- Artist: Aaron Stephan
- Year: 2013
- Dimensions: 4.9 m × 4.9 m × 20 m (16 ft × 16 ft × 64 ft)
- Location: Eskenazi Health; Indianapolis, Indiana, United States; 39°46′41″N 86°11′03″W﻿ / ﻿39.7781°N 86.1841°W;
- Owner: Eskenazi Health

= Paths Crossed =

2013 suspended sculpture

Paths Crossed is a 2013 suspended sculpture by Aaron T. Stephan that consists of six 60-feet-long wooden ladders and is located within the Eskenazi Health Outpatient Care Center on the Sidney and Lois Eskenazi Hospital campus, near downtown Indianapolis, Indiana, and is part of the Eskenazi Health Art Collection.

== Description ==
Paths Crossed, a 2013 suspended sculpture by artist Aaron T. Stephan, consists of six handmade 60-feet-long wooden ladders that bend, weave, and intertwine with each other above the reception area in the main atrium. Symbolically, a single ladder embodies notions of work, progress, service, and support. En masse, the six ladders, each maintaining its own path, come together, respond to each other, and reach both skyward and down to concourse seating and walkways – a dynamic, flexible, and powerful indication of both the strength of community interactions and the unique individual paths found within. Visitors' and patients' interpretations have included DNA, flying, and even a rollercoaster.

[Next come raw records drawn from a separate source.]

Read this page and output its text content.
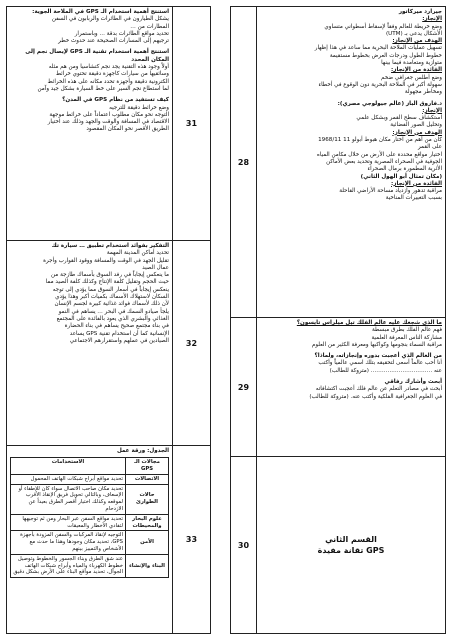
استنتج أهمية استخدام الـ GPS في الملاحة الجوية:
يشكل الطيارون في الطائرات والربابون في السفن
المطارات من …
تحديد مواقع الطائرات بدقة … وباستمرار
ترجيهم إلى المسارات الصحيحة عند حدوث خطر
استنتج أهمية استخدام تقنية الـ GPS لإيصال نجم إلى المكان المحدد
أولاً وجود هذه التقنية يجد نجم كتشاسيا ومن هم مثله
وسائقيها من سيارات كاجهزة دقيقة تحتوي خرائط
الكترونية دقيقة وأجهزة تحدد مكانه على هذه الخرائط
لما استطاع نجم السير على خط السيارة بشكل جيد وآمن
كيف تستفيد من نظام GPS في المدن؟
وضع خرائط دقيقة للترجيه
التوجه نحو مكان مطلوب اعتماداً على خرائط موجهة
الاقتصاد في المسافة والوقت والجهد وذلك عند اختيار
الطريق الأقصر نحو المكان المقصود
31
التفكير بفوائد استخدام تطبيق … سيارة تك
تحديد أماكن المدينة المهمة
تقليل الجهد في الوقت والمسافة ووقود القوارب وأجرة
عمال الصيد
ما ينعكس إيجاباً في رفد السوق بأسماك طازجة من
حيث الحجم وتقليل كلفة الإنتاج وكذلك كلفة الصيد مما
ينعكس إيجاباً في أسعار السوق مما يؤدي إلى توجه
السكان لاستهلاك الأسماك بكميات أكبر وهذا يؤدي
لأن ذلك لأسماك فوائد غذائية كبيرة لجسم الإنسان
يلجأ صيادو السمك في البحر … يساهم في النمو
الغذائي والبشري الذي يعود بالفائدة على المجتمع
في بناء مجتمع صحيح يساهم في بناء الحضارة
الإنسانية كما أن استخدام تقنية GPS يساعد
الصيادين في عملهم واستقرارهم الاجتماعي	32
الجدول: ورقة عمل
مجالات الـ GPS	الاستخدامات
الاتصالات	تحديد مواقع أبراج شبكات الهاتف المحمول
حالات الطوارئ	تحديد مكان صاحب الاتصال سواء كان للإطفاء أو الإسعاف، وبالتالي تحويل فريق الإنقاذ الأقرب لموقعه وكذلك اختيار أقصر الطرق بعيداً عن الازدحام
علوم البحار والمحيطات	تحديد مواقع السفن عبر البحار ومن ثم توجيهها لتفادي الأخطار والمعيقات
الأمن	التوجيه لإنقاذ المركبات والسفن المزودة بأجهزة GPS، تحديد مكان وجودها وهذا ما حدث مع الأشخاص والتمييز بينهم
البناء والإنشاء	عند شق الطرق وبناء الجسور والخطوط وتوصيل خطوط الكهرباء والمياه وأبراج شبكات الهاتف الجوال، تحديد مواقع البناء على الأرض بشكل دقيق
33
28
جيرارد ميركاتور
الإنجاز:
وضع خريطة للعالم وفقاً لإسقاط أسطواني متساوي
الأشكال يدعى بـ (UTM)
الهدف من الإنجاز:
تسهيل عمليات الملاحة البحرية مما ساعد في هذا إظهار
خطوط الطول ودرجات العرض بخطوط مستقيمة
متوازية ومتعامدة فيما بينها
الفائدة من الإنجاز:
وضع أطلس جغرافي ضخم
سهولة أكبر في الملاحة البحرية دون الوقوع في أخطاء
ومخاطر مجهولة
د.فاروق الباز (عالم جيولوجي مصري):
الإنجاز:
استكشاف سطح القمر وبشكل علمي
وتحليل الصور الفضائية
الهدف من الإنجاز:
كان من أهم من اختار مكان هبوط أبولو 11 1968/11
على القمر
اختيار مواقع محددة على الأرض من خلال مكامن المياه
الجوفية في الصحراء المصرية وتحديد بعض الأماكن
الأثرية المطمورة برمال الصحراء
(مكان تمثال أبو الهول الثاني)
الفائدة من الإنجاز:
مراقبة تدهور وازدياد مساحة الأراضي القاحلة
بسبب التغييرات المناخية
29
ما الذي شجعك عليه عالم الفلك تيل ميلراس تايسون؟
فهم عالم الفلك بطرق مبسطة
مشاركة الناس المعرفة العلمية
مراقبة السماء بنجومها وكواكبها ومعرفة الكثير من العلوم
من العالم الذي أعجبت بدوره وإنجازاته، ولماذا؟
أنا أحب عالماً أسعى لتحقيقه بتلك اسمي عالمياً وأكتب
عنه …………………………… (متروكة للطالب)
أبحث وأشارك رفاقي
أبحث في مصادر التعلم عن عالم فلك أعجبت اكتشافاته
في العلوم الجغرافية الفلكية وأكتب عنه. (متروكة للطالب)
30
القسم الثاني
GPS تقانة مفيدة
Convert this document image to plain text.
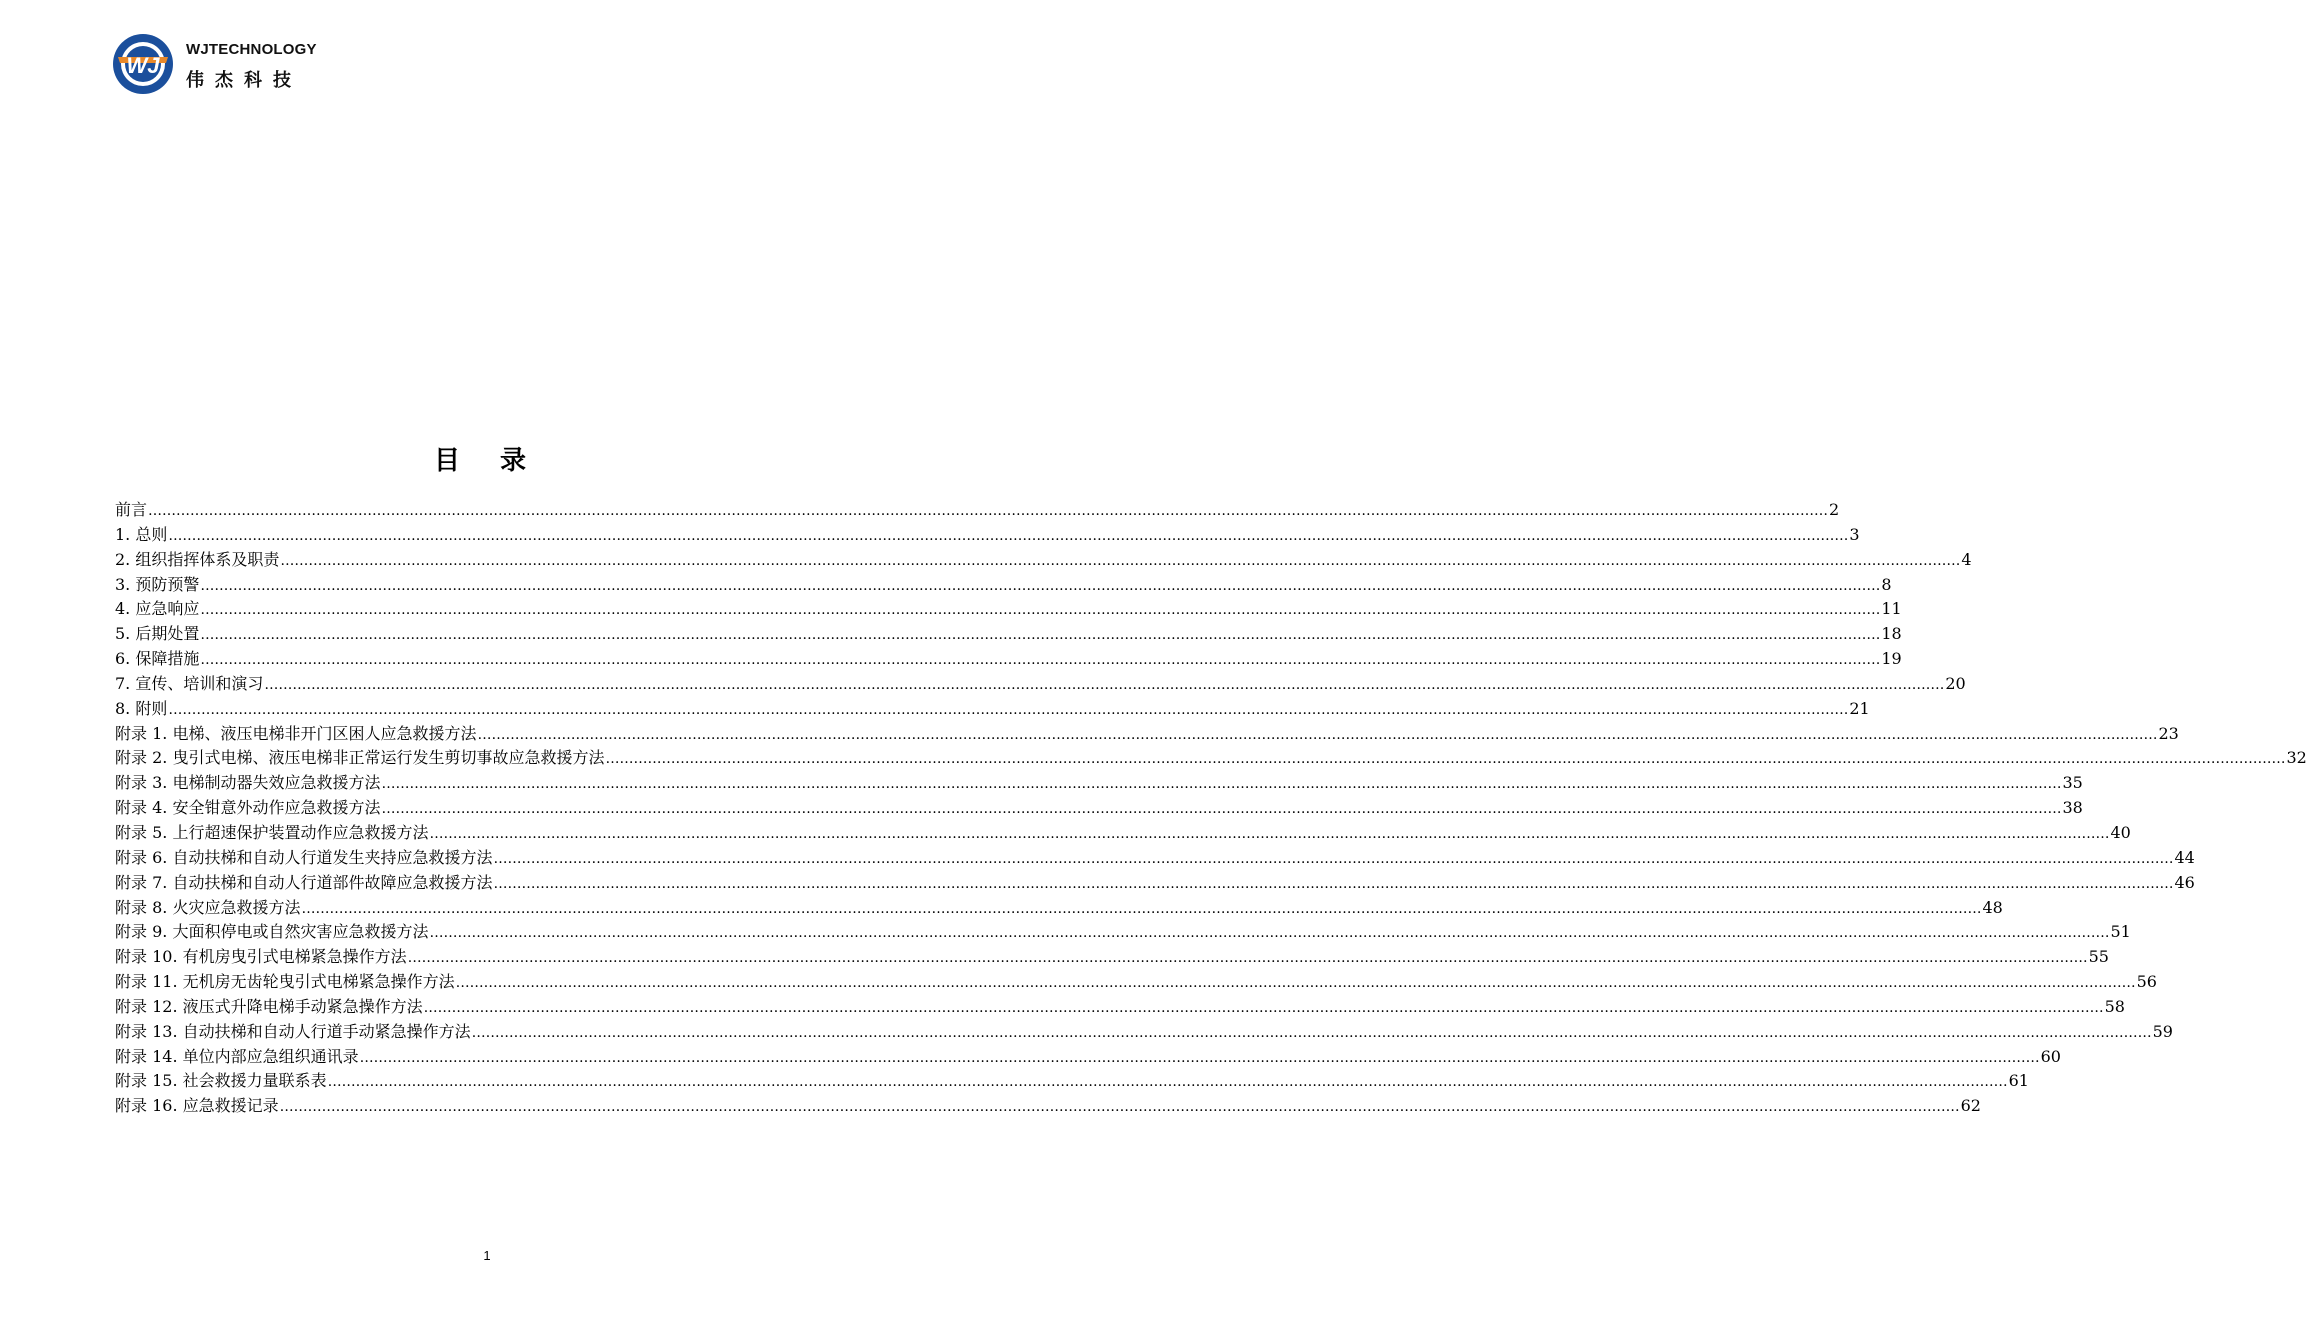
WJ
WJTECHNOLOGY
伟杰科技
目录
前言 ……………………………………………………………………………………………………………………………………………………………………………………………………………………………………………………………………………………………………………………………… 2
1. 总则 ……………………………………………………………………………………………………………………………………………………………………………………………………………………………………………………………………………………………………………………………… 3
2. 组织指挥体系及职责 ……………………………………………………………………………………………………………………………………………………………………………………………………………………………………………………………………………………………………………………………… 4
3. 预防预警 ……………………………………………………………………………………………………………………………………………………………………………………………………………………………………………………………………………………………………………………………… 8
4. 应急响应 ……………………………………………………………………………………………………………………………………………………………………………………………………………………………………………………………………………………………………………………………… 11
5. 后期处置 ……………………………………………………………………………………………………………………………………………………………………………………………………………………………………………………………………………………………………………………………… 18
6. 保障措施 ……………………………………………………………………………………………………………………………………………………………………………………………………………………………………………………………………………………………………………………………… 19
7. 宣传、培训和演习 ……………………………………………………………………………………………………………………………………………………………………………………………………………………………………………………………………………………………………………………………… 20
8. 附则 ……………………………………………………………………………………………………………………………………………………………………………………………………………………………………………………………………………………………………………………………… 21
附录 1. 电梯、液压电梯非开门区困人应急救援方法 ……………………………………………………………………………………………………………………………………………………………………………………………………………………………………………………………………………………………………………………………… 23
附录 2. 曳引式电梯、液压电梯非正常运行发生剪切事故应急救援方法 ……………………………………………………………………………………………………………………………………………………………………………………………………………………………………………………………………………………………………………………………… 32
附录 3. 电梯制动器失效应急救援方法 ……………………………………………………………………………………………………………………………………………………………………………………………………………………………………………………………………………………………………………………………… 35
附录 4. 安全钳意外动作应急救援方法 ……………………………………………………………………………………………………………………………………………………………………………………………………………………………………………………………………………………………………………………………… 38
附录 5. 上行超速保护装置动作应急救援方法 ……………………………………………………………………………………………………………………………………………………………………………………………………………………………………………………………………………………………………………………………… 40
附录 6. 自动扶梯和自动人行道发生夹持应急救援方法 ……………………………………………………………………………………………………………………………………………………………………………………………………………………………………………………………………………………………………………………………… 44
附录 7. 自动扶梯和自动人行道部件故障应急救援方法 ……………………………………………………………………………………………………………………………………………………………………………………………………………………………………………………………………………………………………………………………… 46
附录 8. 火灾应急救援方法 ……………………………………………………………………………………………………………………………………………………………………………………………………………………………………………………………………………………………………………………………… 48
附录 9. 大面积停电或自然灾害应急救援方法 ……………………………………………………………………………………………………………………………………………………………………………………………………………………………………………………………………………………………………………………………… 51
附录 10. 有机房曳引式电梯紧急操作方法 ……………………………………………………………………………………………………………………………………………………………………………………………………………………………………………………………………………………………………………………………… 55
附录 11. 无机房无齿轮曳引式电梯紧急操作方法 ……………………………………………………………………………………………………………………………………………………………………………………………………………………………………………………………………………………………………………………………… 56
附录 12. 液压式升降电梯手动紧急操作方法 ……………………………………………………………………………………………………………………………………………………………………………………………………………………………………………………………………………………………………………………………… 58
附录 13. 自动扶梯和自动人行道手动紧急操作方法 ……………………………………………………………………………………………………………………………………………………………………………………………………………………………………………………………………………………………………………………………… 59
附录 14. 单位内部应急组织通讯录 ……………………………………………………………………………………………………………………………………………………………………………………………………………………………………………………………………………………………………………………………… 60
附录 15. 社会救援力量联系表 ……………………………………………………………………………………………………………………………………………………………………………………………………………………………………………………………………………………………………………………………… 61
附录 16. 应急救援记录 ……………………………………………………………………………………………………………………………………………………………………………………………………………………………………………………………………………………………………………………………… 62
1
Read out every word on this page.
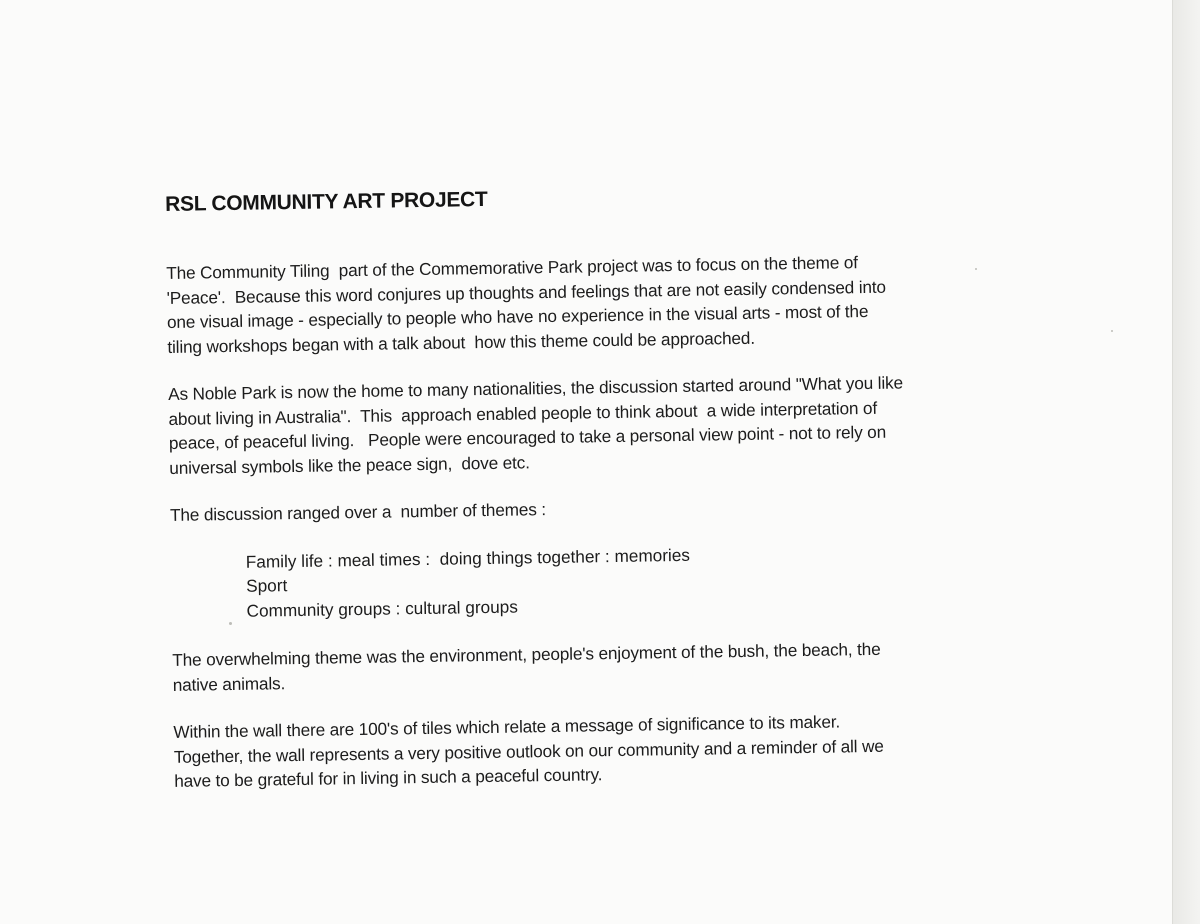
RSL COMMUNITY ART PROJECT

The Community Tiling  part of the Commemorative Park project was to focus on the theme of
'Peace'.  Because this word conjures up thoughts and feelings that are not easily condensed into
one visual image - especially to people who have no experience in the visual arts - most of the
tiling workshops began with a talk about  how this theme could be approached.

As Noble Park is now the home to many nationalities, the discussion started around "What you like
about living in Australia".  This  approach enabled people to think about  a wide interpretation of
peace, of peaceful living.   People were encouraged to take a personal view point - not to rely on
universal symbols like the peace sign,  dove etc.

The discussion ranged over a  number of themes :

Family life : meal times :  doing things together : memories
Sport
Community groups : cultural groups

The overwhelming theme was the environment, people's enjoyment of the bush, the beach, the
native animals.

Within the wall there are 100's of tiles which relate a message of significance to its maker.
Together, the wall represents a very positive outlook on our community and a reminder of all we
have to be grateful for in living in such a peaceful country.
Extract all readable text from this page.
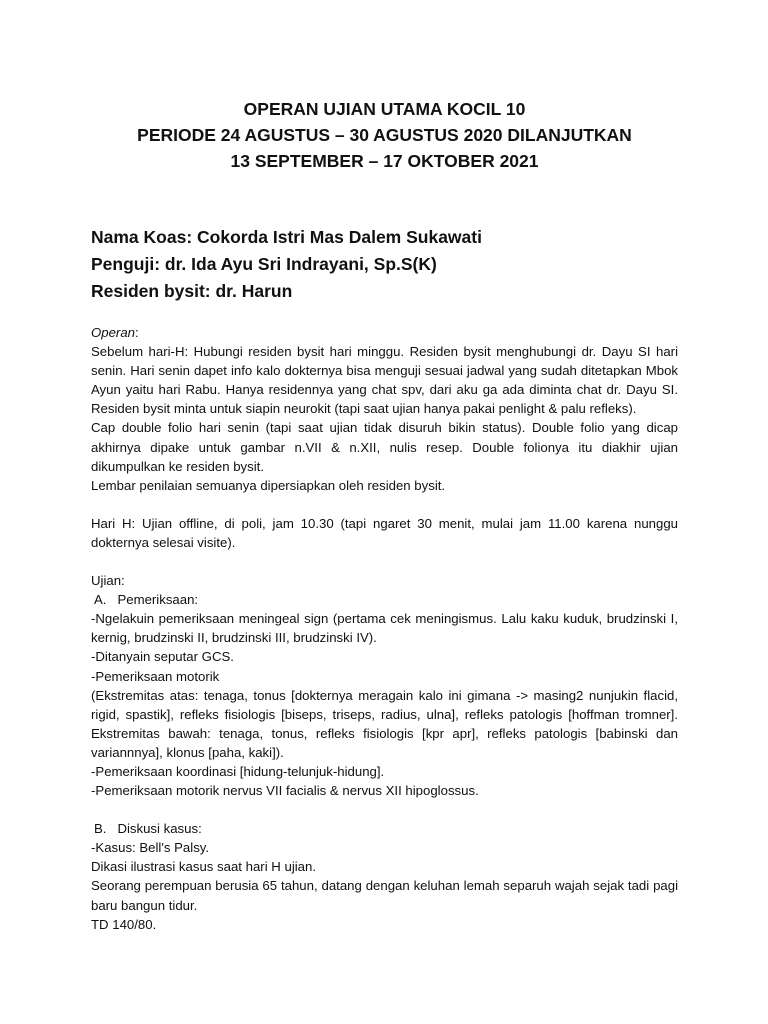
OPERAN UJIAN UTAMA KOCIL 10

PERIODE 24 AGUSTUS – 30 AGUSTUS 2020 DILANJUTKAN

13 SEPTEMBER – 17 OKTOBER 2021

Nama Koas: Cokorda Istri Mas Dalem Sukawati

Penguji: dr. Ida Ayu Sri Indrayani, Sp.S(K)

Residen bysit: dr. Harun

Operan:

Sebelum hari-H: Hubungi residen bysit hari minggu. Residen bysit menghubungi dr. Dayu SI hari senin. Hari senin dapet info kalo dokternya bisa menguji sesuai jadwal yang sudah ditetapkan Mbok Ayun yaitu hari Rabu. Hanya residennya yang chat spv, dari aku ga ada diminta chat dr. Dayu SI. Residen bysit minta untuk siapin neurokit (tapi saat ujian hanya pakai penlight & palu refleks).

Cap double folio hari senin (tapi saat ujian tidak disuruh bikin status). Double folio yang dicap akhirnya dipake untuk gambar n.VII & n.XII, nulis resep. Double folionya itu diakhir ujian dikumpulkan ke residen bysit.

Lembar penilaian semuanya dipersiapkan oleh residen bysit.

Hari H: Ujian offline, di poli, jam 10.30 (tapi ngaret 30 menit, mulai jam 11.00 karena nunggu dokternya selesai visite).

Ujian:

A.   Pemeriksaan:

-Ngelakuin pemeriksaan meningeal sign (pertama cek meningismus. Lalu kaku kuduk, brudzinski I, kernig, brudzinski II, brudzinski III, brudzinski IV).

-Ditanyain seputar GCS.

-Pemeriksaan motorik

(Ekstremitas atas: tenaga, tonus [dokternya meragain kalo ini gimana -> masing2 nunjukin flacid, rigid, spastik], refleks fisiologis [biseps, triseps, radius, ulna], refleks patologis [hoffman tromner]. Ekstremitas bawah: tenaga, tonus, refleks fisiologis [kpr apr], refleks patologis [babinski dan variannnya], klonus [paha, kaki]).

-Pemeriksaan koordinasi [hidung-telunjuk-hidung].

-Pemeriksaan motorik nervus VII facialis & nervus XII hipoglossus.

B.   Diskusi kasus:

-Kasus: Bell's Palsy.

Dikasi ilustrasi kasus saat hari H ujian.

Seorang perempuan berusia 65 tahun, datang dengan keluhan lemah separuh wajah sejak tadi pagi baru bangun tidur.

TD 140/80.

Fabricated in Portland, Maine, the six ladders featured in Paths Crossed is constructed from more than 1.5 miles of sustainably forested hard Indiana maple lumber, which was milled into strips before being glued and clamped onto large wooden forms to create the ladders’ curved side rails. The shape and form of each ladder was determined during fabrication, with each line responding to the last. Each side rail was then cut to size, planed, sanded, and finished before being assembled with rungs to connect each side. A total of 33 ladder sections were transported from Portland to Indianapolis and reconstructed on site using bolts, which were then covered with wooden pegs. Overall, Paths Crossed measures 16' x 16' x 64'.

== Historical information ==

=== Acquisition ===
Paths Crossed was commissioned by Eskenazi Health as part of a re-imagining of the organization's historical art collection and to support "the sense of optimism, vitality and energy" of its new campus in 2013. In response to its nationwide request for proposals, Eskenazi Health received more than 500 submissions from 39 states, which were then narrowed to 54 finalists by an independent jury. Each of the 54 proposals was assigned an area of the new hospital by Eskenazi Health's art committee and publicly displayed in the existing Wishard Hospital and online for public comment; more than 3,000 public comments on the final proposals were collected and analyzed in the final selection. Paths Crossed is credited, "Dedicated with gratitude, Barnes & Thornburg LLP."

=== Location ===
Paths Crossed is located in the Eli Lilly and Company Foundation Concourse in the Eskenazi Outpatient Care Center on the Sidney & Lois Eskenazi Hospital campus in Indianapolis, Indiana.

== Artist ==
A native of western New York, Aaron T. Stephan received his BFA in sculpture from the State University of New York at Purchase and his MFA from the Maine College of Art in Portland. He has received residencies at the Kohler Art Center in Sheboygan, Wisconsin, Skowhegan School of Painting and Sculpture and Yaddo in Saratoga Springs, New York. Stephan has exhibited internationally, and his previous commissioned work includes sculpture for the University of Southern Maine, the U.S. Border Crossing Facility in Jackson, Me., Merrill Marine Gateway in Portland, Me., and a variety of school facilities throughout Maine. He lives and works in Portland, Maine.